Operating temperature is the main input of design for SCR catalyst. It orders the suitable formulation of catalyst and materials of module construction for the application to meet the requirements of NOx reduction, pressure loss, ammonia slip and oxidation of SO2 on the given catalyst operation period. Applications of low temperature are limited by the capability for the formation of ammonium nitrates or ammonium sulfates. Applications of high temperature are limited SO2 oxidation, ammonia oxidation and catalyst operating life.

Recent Innovations in SCR:

Manufacturers of catalyst have sustained to enhance catalysts and increase the capabilities of SCR catalyst. Current designs of SCR catalyst are more resilient to poisoning and erosion than earlier designs and have operating lives. Catalysts for the high-temperature operating, for instance, simple cycle turbines are searching for the increased use. Catalysts are reducing the emissions of furan and dioxin and the NOx emissions being installed on the units of incinerators.
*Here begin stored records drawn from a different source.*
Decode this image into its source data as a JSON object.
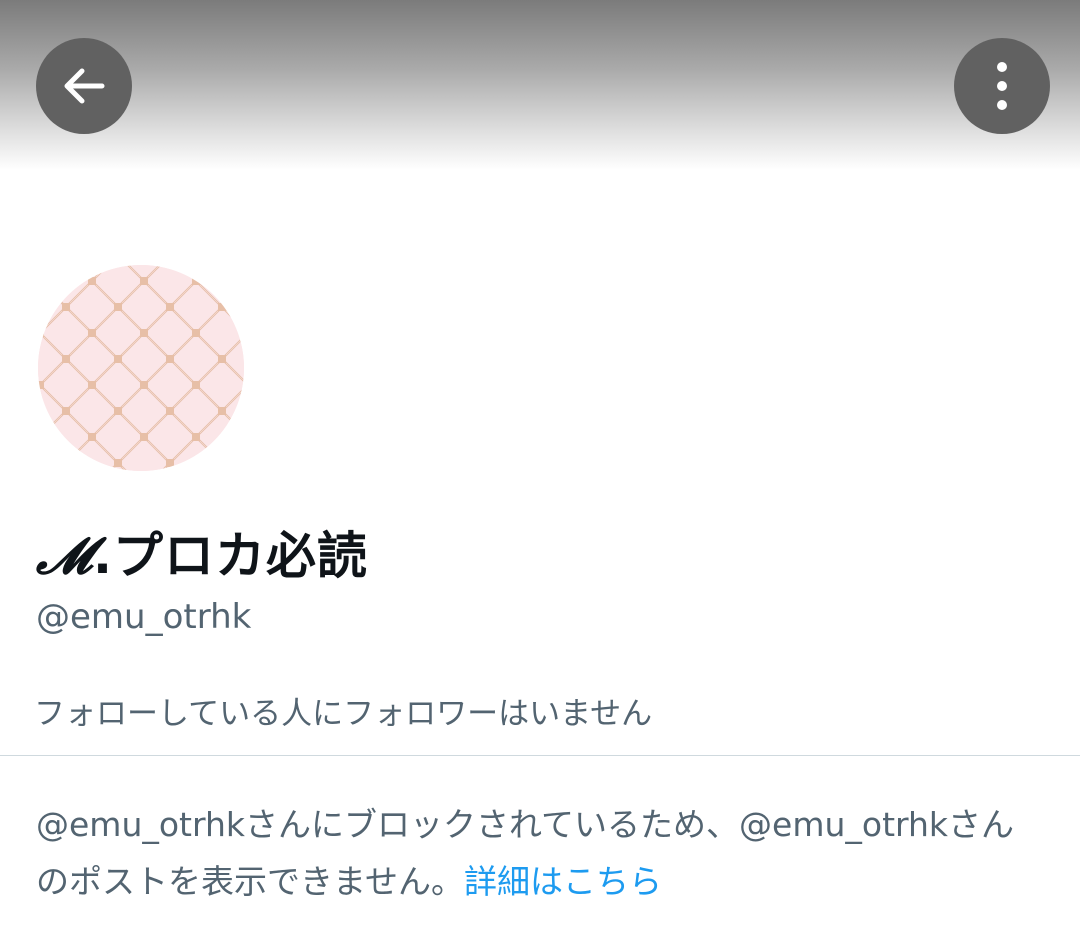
{
  "header": {
    "back_icon": "arrow-left-icon",
    "more_icon": "vertical-ellipsis-icon",
    "button_color": "#616161"
  },
  "profile": {
    "avatar": "avatar-pink-lattice-pattern",
    "display_name_script": "𝓜",
    "display_name_rest": ".プロカ必読",
    "handle": "@emu_otrhk",
    "follow_note": "フォローしている人にフォロワーはいません"
  },
  "blocked": {
    "message": "@emu_otrhkさんにブロックされているため、@emu_otrhkさんのポストを表示できません。",
    "link_label": "詳細はこちら",
    "link_color": "#1d9bf0"
  }
}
Additionally, SCR catalyst formulations are advanced to surge the oxidation of mercury for enhanced capture in the emissions of control equipment.

Future Prospects:

The application of SCR to simple cycle combustion turbines has augmented. This is because of the advanced utilization and installation of turbines for meeting the demand of peak power. Moving ahead, the range signifies an area where there is no huge experience with SCR, especially greater than 800°F. Experience in this range is limited because of the absence of the SCR requirements in past and low operating hours that are accumulated naturally on the application of a simple cycle.